Possuidores de maravilhosas praias, estamos aproveitando como convém, todas essas potencialidades que constituem hoje forte atracção turística.

Não nos devemos, contudo, esquecer dos amantes das belezas das nossas serras, dos desportistas de montanha, dos apreciadores da comida natural, dos cientistas ou apaixonados pela biologia, pelos motivos históricos ou etnográficos, da fotografia, da vida silvestre e de tantos outros motivos de interesse que as serras apresentam em profusão.

Por outro lado, existem aqueles para quem a serra e o repouso são o tónico insuperável, ou que necessitam de tratamento termal. Daqui a conveniência em fomentar uma esclarecida propaganda junto dos povos nórdicos, pois mesmo durante o nosso Inverno poderão aqui beneficiar de férias ou de tratamentos, libertos da neve que então quase os paralisa.

Daqui que o arranque deste Parque Nacional seja início também da transformação de um grande centro turístico de montanha, esperando-se que venha a constituir o maior polo de atracção do Norte do País.

Importa, por isso, e com urgência, proceder ao inventário de todos os motivos de interesse, e que competirá fundamentalmente aos diversos cientistas do País, demarcar os diversos tipos de Reservas e iniciar as infraestruturas capazes de dinamizar todo o conjunto de motivações, sejam de ordem científica, educativa ou turística.

Poderíamos, durante horas infindáveis, referir as maravilhas desta região e as diversas concepções de aproveitamento, relacionando-as com as de outros países. Julgamos no entanto que a hora é mais de programação e de solicitação de colaborações. Sobre os programas, o Plano Director, a seu tempo será apresentado com a ajuda de quantos nele quiserem colaborar - e aqui já vai implícito um grande pedido de apoio e de compreensão.
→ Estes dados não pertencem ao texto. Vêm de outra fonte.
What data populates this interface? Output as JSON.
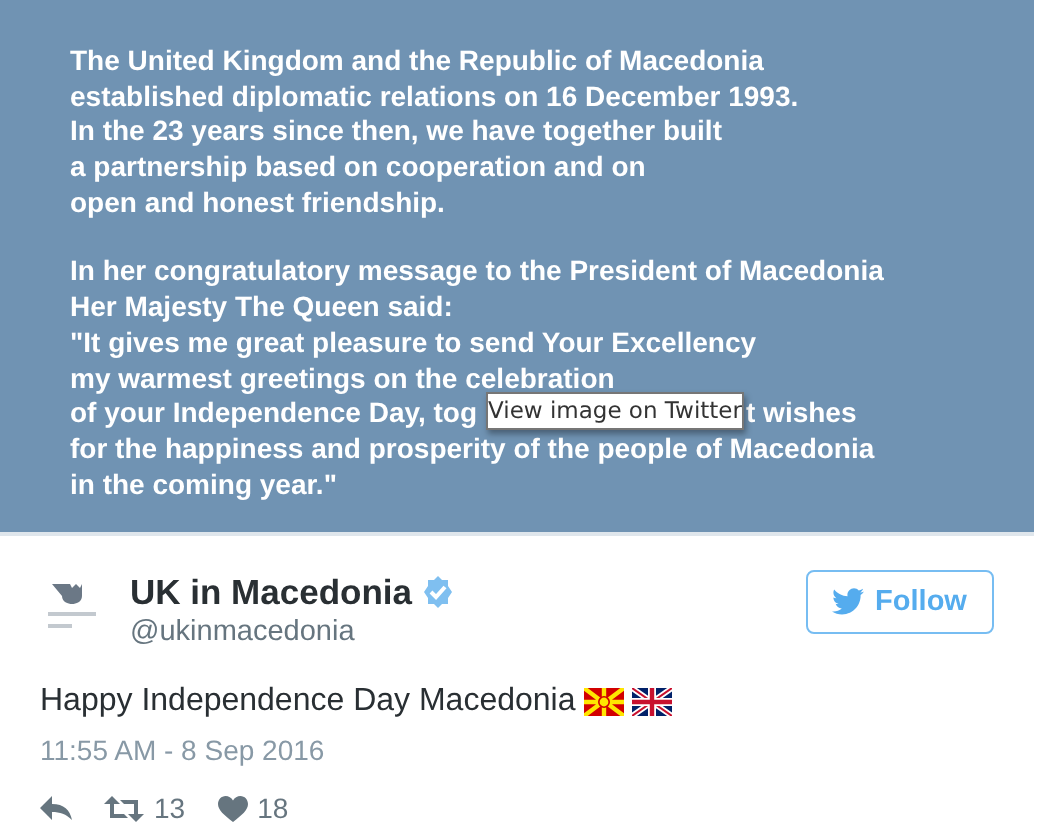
{
  "image": {
    "paragraphs": [
      [
        [
          "The United Kingdom and the Republic of Macedonia"
        ],
        [
          "established diplomatic relations on 16 December 1993."
        ],
        [
          "In the 23 years since then, we have together built"
        ],
        [
          "a partnership based on cooperation and on"
        ],
        [
          "open and honest friendship."
        ]
      ],
      [
        [
          "In her congratulatory message to the President of Macedonia"
        ],
        [
          "Her Majesty The Queen said:"
        ],
        [
          "\"It gives me great pleasure to send Your Excellency"
        ],
        [
          "my warmest greetings on the celebration"
        ],
        [
          "of your Independence Day, tog",
          "t wishes"
        ],
        [
          "for the happiness and prosperity of the people of Macedonia"
        ],
        [
          "in the coming year.\""
        ]
      ]
    ]
  },
  "tooltip": "View image on Twitter",
  "tweet": {
    "author": {
      "name": "UK in Macedonia",
      "handle": "@ukinmacedonia",
      "verified": true
    },
    "follow_button": "Follow",
    "text": "Happy Independence Day Macedonia",
    "timestamp": "11:55 AM - 8 Sep 2016",
    "retweets": "13",
    "likes": "18"
  }
}
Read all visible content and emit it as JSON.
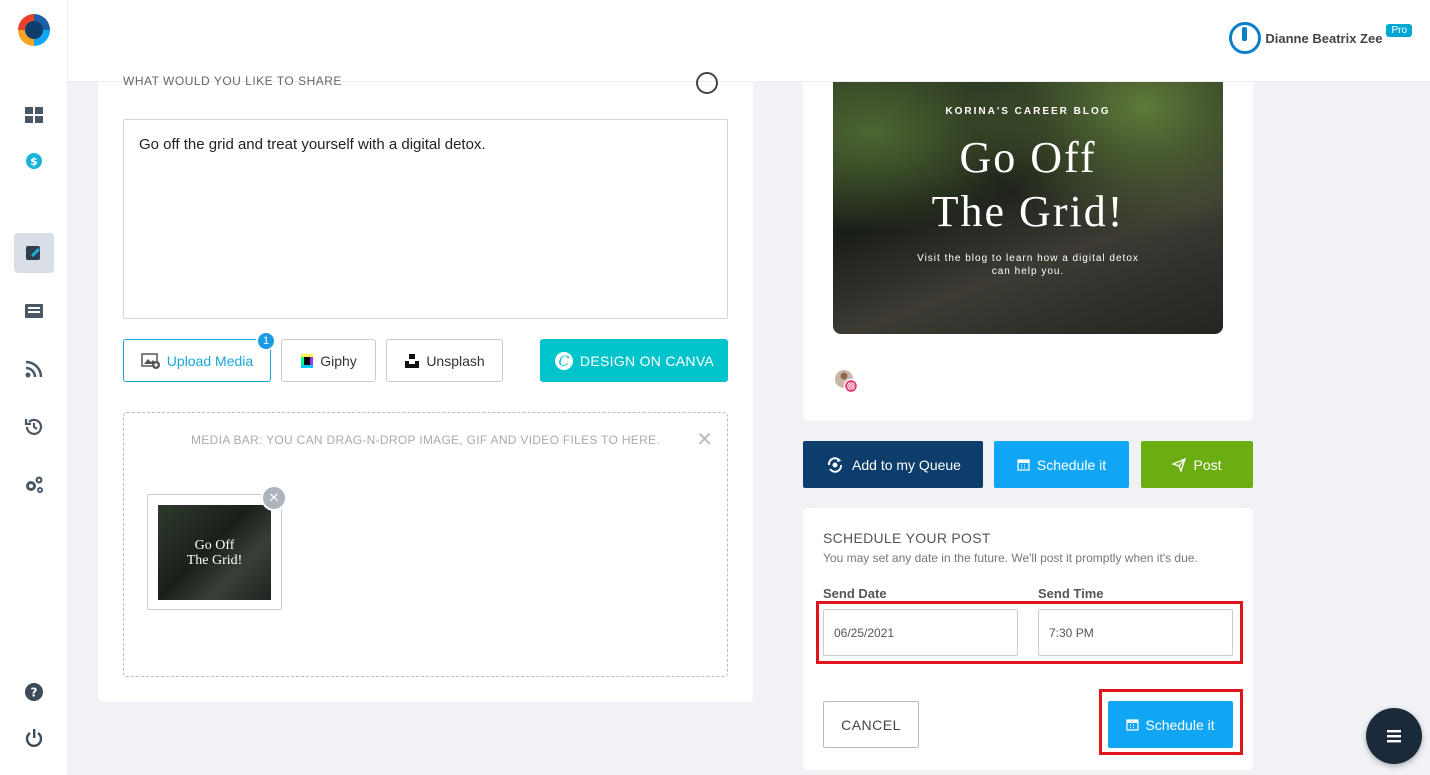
{
  "user": {
    "name": "Dianne Beatrix Zee",
    "badge": "Pro"
  },
  "composer": {
    "heading": "WHAT WOULD YOU LIKE TO SHARE",
    "text": "Go off the grid and treat yourself with a digital detox.",
    "buttons": {
      "upload": "Upload Media",
      "upload_count": "1",
      "giphy": "Giphy",
      "unsplash": "Unsplash",
      "canva": "DESIGN ON CANVA"
    },
    "mediabar_hint": "MEDIA BAR: YOU CAN DRAG-N-DROP IMAGE, GIF AND VIDEO FILES TO HERE.",
    "thumb": {
      "line1": "Go Off",
      "line2": "The Grid!"
    }
  },
  "preview": {
    "brand": "KORINA'S CAREER BLOG",
    "title_line1": "Go Off",
    "title_line2": "The Grid!",
    "subtitle": "Visit the blog to learn how a digital detox can help you."
  },
  "actions": {
    "queue": "Add to my Queue",
    "schedule": "Schedule it",
    "post": "Post"
  },
  "schedule": {
    "title": "SCHEDULE YOUR POST",
    "subtitle": "You may set any date in the future. We'll post it promptly when it's due.",
    "date_label": "Send Date",
    "date_value": "06/25/2021",
    "time_label": "Send Time",
    "time_value": "7:30 PM",
    "cancel": "CANCEL",
    "submit": "Schedule it"
  },
  "colors": {
    "accent": "#11a6f5",
    "queue": "#0d3d6b",
    "post": "#6aae12",
    "canva": "#00c4cc",
    "highlight": "#e0121b"
  },
  "icons": [
    "logo-icon",
    "dashboard-icon",
    "billing-icon",
    "compose-icon",
    "posts-icon",
    "rss-icon",
    "history-icon",
    "settings-icon",
    "help-icon",
    "power-icon",
    "emoji-icon",
    "menu-icon"
  ]
}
A ajuda, tanto científica como moral, sobreleva a financeira, pois os bens materiais constituirão somente aquele mínimo que permita que a partir de 1973, se diga lá fora, que temos na Europa em maravilhoso Parque Nacional."

1 comentário:

Mundo da Alma disse...

Muito agradável ter lido esse discurso intemporal, e que desperta o que mais genuíno há no espírito serrano deste Parque. Obrigado Rui.Vou reencaminhar do meu blog para o teu post.Abraço.